Comparing Different Forms of Vitamin C Used in Private Label Skin Care
- Dr Michael Serafin

- Oct 12, 2025
- 3 min read
Updated: Feb 14
Vitamin C is a powerhouse ingredient in skincare, renowned for its antioxidant properties, ability to brighten skin, boost collagen production, protect against environmental damage like UV rays and pollution and can reduce hyperpigmentation (we recommend more effective ingredients for pigmentation). However, the pure form, L-ascorbic acid, is unstable and irritating. To address these issues, cosmetic chemists have developed various derivatives that offer improved stability, better penetration, and reduced irritation while still delivering many of the benefits of Vitamin C. Several of the most common forms are discussed below including advantages and disadvantages of each.
(1) L-Ascorbic Acid (Pure Vitamin C)
L-Ascorbic acid is the biologically active form of Vitamin C and the most researched in skincare. It's water-soluble and highly potent, providing strong antioxidant protection, brightening effects by inhibiting melanin production, and collagen synthesis to reduce fine lines. However, its instability is a major drawback—it oxidizes quickly when exposed to air, light, or heat, turning products yellow or brown and reducing efficacy. It requires a low pH (around 3.5) for stability and to be able to absorb through the skin which can irritate sensitive skin, causing redness or stinging. It has low transdermal absorption (even at the correct pH) with some sources indicating only around 1% is absorbed which is why high concentrations are often used to be effective.
Pros: Potency at high strengths; anti-aging, and UV protection.
Cons: Unstable; high irritation potential; required high concentrations to be effective, not ideal for sensitive or acne-prone skin.

(2) Ethyl Ascorbate (3-O Ethyl Ascorbic Acid)
This derivative modifies ascorbic acid with an ethyl group, making it more stable and soluble in both water and oil. Being more oil soluble it penetrates the skin more efficiently (so lower strengths are effective) and then converts to L-ascorbic acid once absorbed, offering antioxidant, brightening, and collagen-boosting benefits. Studies show it may outperform ascorbyl glucoside in penetration, and it's less irritating than pure ascorbic acid. It's stable at a neutral pH, reducing formulation challenges. For these reasons this one of our preferred forms of Vitamin C and used in many of our Private Label Skin Care Products.
Pros: Stable, non irritating, better absorption, effective brightening and suitable for most skin types.
Cons: Higher cost.
(3) Ascorbyl Glucoside
A stable, water-soluble derivative where ascorbic acid is bound to glucose. It converts slowly to L-ascorbic acid in the skin via enzymes, creating a "reservoir effect" for prolonged benefits. It' has in vitro evidence for antioxidant activity, melanin reduction, and collagen promotion. It is gentle on the skin so good for sensitive skin types and useful for anti-aging and skin brightening.
Pros: High stability; low irritation; gradual release.
Cons: Slower acting; less potent.
(4) Ascorbyl Tetraisopalmitate (Tetrahexyldecyl Ascorbate or THD Ascorbate)
This oil-soluble form esterifies ascorbic acid with fatty acids, enhancing penetration into deeper skin layers so more effective at lower concentrations.

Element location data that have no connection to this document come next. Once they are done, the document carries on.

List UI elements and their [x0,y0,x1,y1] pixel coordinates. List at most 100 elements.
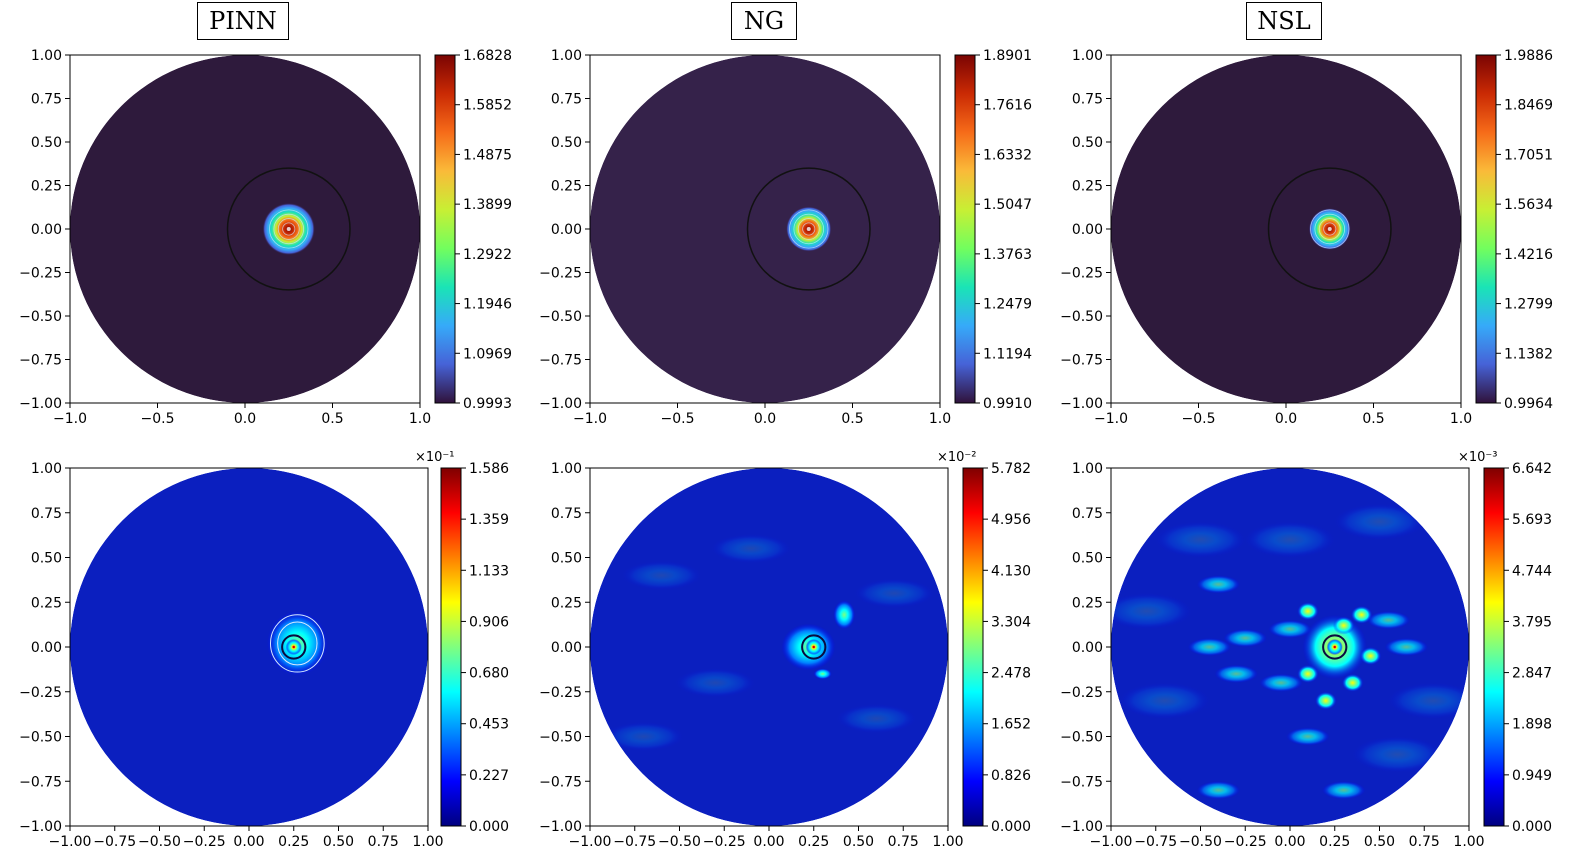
contour-line [802,222,816,236]
error-blob [1223,629,1267,647]
colorbar-tick-label: 0.000 [469,819,509,835]
peak-center [1327,227,1332,231]
y-tick-label: −0.25 [19,685,62,701]
x-tick-label: 0.5 [841,411,863,427]
domain-disk [590,468,948,826]
x-tick-label: −1.00 [569,834,612,850]
y-tick-label: 1.00 [31,461,62,477]
y-tick-label: 0.25 [1072,595,1103,611]
colorbar-tick-label: 1.5634 [1504,197,1553,213]
contour-line [1318,218,1341,240]
error-blob [1119,682,1210,719]
y-tick-label: −0.75 [1060,353,1103,369]
field-area [70,468,428,826]
domain-disk [1111,55,1461,403]
error-peak [285,638,302,656]
x-tick-label: 0.25 [798,834,829,850]
y-tick-label: 0.50 [31,551,62,567]
reference-circle [1267,167,1392,291]
y-tick-label: −0.25 [1060,685,1103,701]
error-blob [604,722,684,751]
error-blob [1111,593,1192,630]
x-tick-label: −0.5 [141,411,175,427]
y-tick-label: 0.75 [31,92,62,108]
field-area [70,55,420,403]
error-blob [1352,736,1443,773]
x-tick-label: −0.50 [138,834,181,850]
x-tick-label: −0.50 [1179,834,1222,850]
error-blob [1359,647,1382,665]
y-tick-label: −0.50 [19,309,62,325]
colorbar-tick-label: 1.3899 [463,197,512,213]
colorbar-exponent: ×10⁻² [937,450,977,465]
contour-line [269,209,309,249]
y-tick-label: −1.00 [1060,819,1103,835]
x-tick-label: −0.5 [1182,411,1216,427]
contour-line [277,621,318,666]
colorbar-tick-label: 1.4216 [1504,247,1553,263]
colorbar-tick-label: 1.5852 [463,98,512,114]
y-tick-label: 0.00 [31,222,62,238]
peak-center [286,227,291,231]
domain-disk [70,55,420,403]
y-tick-label: 0.50 [1072,551,1103,567]
x-tick-label: 0.5 [1362,411,1384,427]
error-blob [1350,605,1373,624]
error-blob [1341,673,1364,692]
panel-error-nsl: −1.00 −0.75 −0.50 −0.25 0.00 0.25 0.50 0.75 1.00… [1060,450,1552,850]
colorbar-tick-label: 3.304 [991,614,1031,630]
contour-line [282,222,296,236]
colorbar-tick-label: 1.359 [469,512,509,528]
x-tick-label: 0.0 [1275,411,1297,427]
error-peak [805,638,822,656]
y-tick-label: −0.50 [539,309,582,325]
error-blob [1322,781,1366,800]
colorbar-tick-label: 1.5047 [983,197,1032,213]
colorbar-tick-label: 0.9993 [463,396,512,412]
y-tick-label: 0.75 [1072,506,1103,522]
colorbar-tick-label: 1.4875 [463,147,512,163]
colorbar-tick-label: 0.9910 [983,396,1032,412]
error-blob [854,578,934,608]
error-blob [1245,521,1335,558]
colorbar-tick-label: 0.949 [1512,768,1552,784]
y-tick-label: −1.00 [19,396,62,412]
contour-line [1314,213,1346,245]
colorbar-tick-label: 1.6332 [983,147,1032,163]
field-area [1111,55,1461,403]
contour-line [1323,222,1337,236]
colorbar-tick-label: 0.826 [991,768,1031,784]
error-blob [1384,638,1428,656]
y-tick-label: 1.00 [1072,461,1103,477]
colorbar-tick-label: 1.8469 [1504,98,1553,114]
x-tick-label: −0.75 [1134,834,1177,850]
colorbar-tick-label: 1.2922 [463,247,512,263]
colorbar-tick-label: 1.3763 [983,247,1032,263]
error-blob [622,561,701,590]
colorbar-tick-label: 1.1946 [463,297,512,313]
x-tick-label: −0.25 [1224,834,1267,850]
x-tick-label: 1.00 [412,834,443,850]
error-blob [675,668,755,698]
y-tick-label: −0.25 [539,685,582,701]
colorbar-tick-label: 0.680 [469,666,509,682]
y-tick-label: 1.00 [1072,48,1103,64]
x-tick-label: 0.00 [1274,834,1305,850]
colorbar: 1.6828 1.5852 1.4875 1.3899 1.2922 1.1946 1.09… [434,48,512,412]
contour-line [797,218,820,240]
colorbar-tick-label: 1.6828 [463,48,512,64]
y-tick-label: −0.75 [1060,774,1103,790]
error-peak [1326,638,1343,656]
y-tick-label: 0.00 [551,640,582,656]
error-blob [1259,673,1303,692]
colorbar-tick-label: 4.130 [991,563,1031,579]
colorbar-tick-label: 1.0969 [463,346,512,362]
domain-disk [70,468,428,826]
x-tick-label: 0.75 [1409,834,1440,850]
y-tick-label: 0.25 [31,595,62,611]
colorbar-tick-label: 1.652 [991,717,1031,733]
colorbar-tick-label: 1.1194 [983,346,1032,362]
error-blob [1366,611,1410,630]
error-blob [1268,620,1312,639]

It's highly stable, doesn't require low pH, and converts to ascorbic acid in the skin. Research indicates strong anti-aging effects, including collagen stimulation and UV protection, with minimal irritation. Again this is another favorite used in our Private Label Skin Care products.
Pros: Excellent stability and penetration; non-irritating; hydrating.
Cons: Expensive
(5) Other Notable Forms
Sodium Ascorbyl Phosphate (SAP): A water-soluble, stable derivative ideal for acne-prone skin due to its anti-inflammatory and antibacterial properties. It converts to ascorbic acid and helps with brightening and collagen, but is less potent and being an ionic compound it is not absorbed as well as other forms.

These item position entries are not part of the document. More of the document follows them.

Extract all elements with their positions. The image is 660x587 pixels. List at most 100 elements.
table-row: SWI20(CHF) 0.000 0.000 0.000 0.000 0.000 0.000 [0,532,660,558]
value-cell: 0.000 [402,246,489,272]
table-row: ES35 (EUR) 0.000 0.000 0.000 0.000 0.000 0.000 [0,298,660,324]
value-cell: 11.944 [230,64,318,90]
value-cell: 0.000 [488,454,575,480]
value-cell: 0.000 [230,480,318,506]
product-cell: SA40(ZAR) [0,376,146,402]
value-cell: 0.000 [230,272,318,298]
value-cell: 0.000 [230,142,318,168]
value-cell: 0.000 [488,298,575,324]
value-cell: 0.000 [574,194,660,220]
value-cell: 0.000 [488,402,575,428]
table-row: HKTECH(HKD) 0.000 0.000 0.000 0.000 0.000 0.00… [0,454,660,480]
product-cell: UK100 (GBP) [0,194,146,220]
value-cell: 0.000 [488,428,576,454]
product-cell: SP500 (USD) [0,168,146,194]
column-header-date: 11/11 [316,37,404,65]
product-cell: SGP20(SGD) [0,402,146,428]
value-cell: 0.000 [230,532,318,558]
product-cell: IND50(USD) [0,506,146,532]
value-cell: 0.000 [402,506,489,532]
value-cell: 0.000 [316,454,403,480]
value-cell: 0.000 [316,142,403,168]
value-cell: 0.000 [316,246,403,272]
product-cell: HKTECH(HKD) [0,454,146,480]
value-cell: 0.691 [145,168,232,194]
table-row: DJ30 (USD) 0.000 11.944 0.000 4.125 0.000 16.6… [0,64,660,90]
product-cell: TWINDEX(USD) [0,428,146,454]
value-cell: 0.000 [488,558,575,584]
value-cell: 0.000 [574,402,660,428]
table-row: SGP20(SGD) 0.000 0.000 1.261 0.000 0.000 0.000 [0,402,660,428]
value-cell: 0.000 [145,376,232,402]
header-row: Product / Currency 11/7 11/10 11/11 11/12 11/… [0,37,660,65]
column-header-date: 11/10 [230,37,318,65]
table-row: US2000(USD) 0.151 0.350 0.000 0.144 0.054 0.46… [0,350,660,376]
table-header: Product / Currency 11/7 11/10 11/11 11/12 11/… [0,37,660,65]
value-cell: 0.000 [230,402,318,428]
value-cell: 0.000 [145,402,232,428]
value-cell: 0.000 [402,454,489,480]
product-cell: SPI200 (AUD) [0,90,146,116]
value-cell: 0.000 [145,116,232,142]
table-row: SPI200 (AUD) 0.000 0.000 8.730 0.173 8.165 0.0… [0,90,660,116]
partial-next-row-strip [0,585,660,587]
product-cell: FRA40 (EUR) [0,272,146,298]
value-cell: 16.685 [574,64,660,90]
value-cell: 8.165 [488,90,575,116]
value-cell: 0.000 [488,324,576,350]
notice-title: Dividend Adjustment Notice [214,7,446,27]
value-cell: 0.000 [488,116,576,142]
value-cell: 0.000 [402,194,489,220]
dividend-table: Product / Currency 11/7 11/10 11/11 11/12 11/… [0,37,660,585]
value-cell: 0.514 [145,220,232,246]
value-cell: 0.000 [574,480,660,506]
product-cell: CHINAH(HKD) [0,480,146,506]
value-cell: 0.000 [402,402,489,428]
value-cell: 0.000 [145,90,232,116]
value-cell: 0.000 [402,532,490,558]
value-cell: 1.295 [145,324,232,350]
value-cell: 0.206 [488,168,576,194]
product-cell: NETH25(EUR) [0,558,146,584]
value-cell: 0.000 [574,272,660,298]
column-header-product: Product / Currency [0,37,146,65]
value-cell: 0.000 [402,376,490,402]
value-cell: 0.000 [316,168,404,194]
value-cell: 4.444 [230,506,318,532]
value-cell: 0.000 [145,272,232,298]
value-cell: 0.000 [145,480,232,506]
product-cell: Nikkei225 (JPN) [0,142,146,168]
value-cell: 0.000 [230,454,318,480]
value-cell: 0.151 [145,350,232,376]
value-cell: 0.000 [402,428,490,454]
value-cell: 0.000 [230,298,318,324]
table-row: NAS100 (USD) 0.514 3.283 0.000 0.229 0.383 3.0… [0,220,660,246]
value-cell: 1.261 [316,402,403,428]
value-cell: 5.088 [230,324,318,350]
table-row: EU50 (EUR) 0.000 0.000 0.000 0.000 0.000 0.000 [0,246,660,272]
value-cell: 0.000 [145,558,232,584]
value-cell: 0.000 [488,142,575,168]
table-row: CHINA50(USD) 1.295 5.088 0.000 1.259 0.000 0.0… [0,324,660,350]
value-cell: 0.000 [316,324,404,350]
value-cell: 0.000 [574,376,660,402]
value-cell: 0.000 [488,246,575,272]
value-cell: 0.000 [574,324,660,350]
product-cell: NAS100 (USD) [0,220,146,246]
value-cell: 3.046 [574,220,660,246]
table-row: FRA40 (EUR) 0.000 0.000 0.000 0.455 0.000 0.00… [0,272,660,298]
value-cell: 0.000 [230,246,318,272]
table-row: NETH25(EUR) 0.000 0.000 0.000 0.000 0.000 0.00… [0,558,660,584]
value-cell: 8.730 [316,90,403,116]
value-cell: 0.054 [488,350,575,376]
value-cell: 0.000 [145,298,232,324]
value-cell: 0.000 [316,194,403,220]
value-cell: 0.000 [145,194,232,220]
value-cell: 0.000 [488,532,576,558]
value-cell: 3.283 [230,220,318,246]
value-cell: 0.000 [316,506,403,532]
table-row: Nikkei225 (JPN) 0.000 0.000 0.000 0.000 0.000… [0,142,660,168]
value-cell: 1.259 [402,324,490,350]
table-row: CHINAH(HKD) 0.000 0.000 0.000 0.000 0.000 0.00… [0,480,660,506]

Magnesium Ascorbyl Phosphate (MAP): Similar to SAP but even gentler, with good stability at neutral pH. It's effective for hyperpigmentation and elasticity, making it suitable for sensitive skin but less potent and not as well absorbed as other forms.
Ascorbyl Palmitate: An older, fat-soluble form used as a preservative. It's stable but poorly penetrates and converts inefficiently to ascorbic acid, limiting its benefits.
Glyceryl Ascorbate: A newer hydrated derivative combining ascorbic acid with glycerin for added moisturization. It shows promise in stability and user experience but has less research.
Due to various limitations listed in this group we do not use any of these forms of Vitamin C in our Private label Skin care range.
In summary pure L-ascorbic acid offers results at high concentrations due to poor absorption but is unstable and irritating so more lipid soluble derivatives like ethyl ascorbate and ascorbyl tetraisopalmitate provide a balance of efficacy, stability and gentleness, while options like ascorbyl glucoside are ideal for sensitive users. These are considered the best forms of Vitamin C and the ones you will find in our Private Label Skin care range.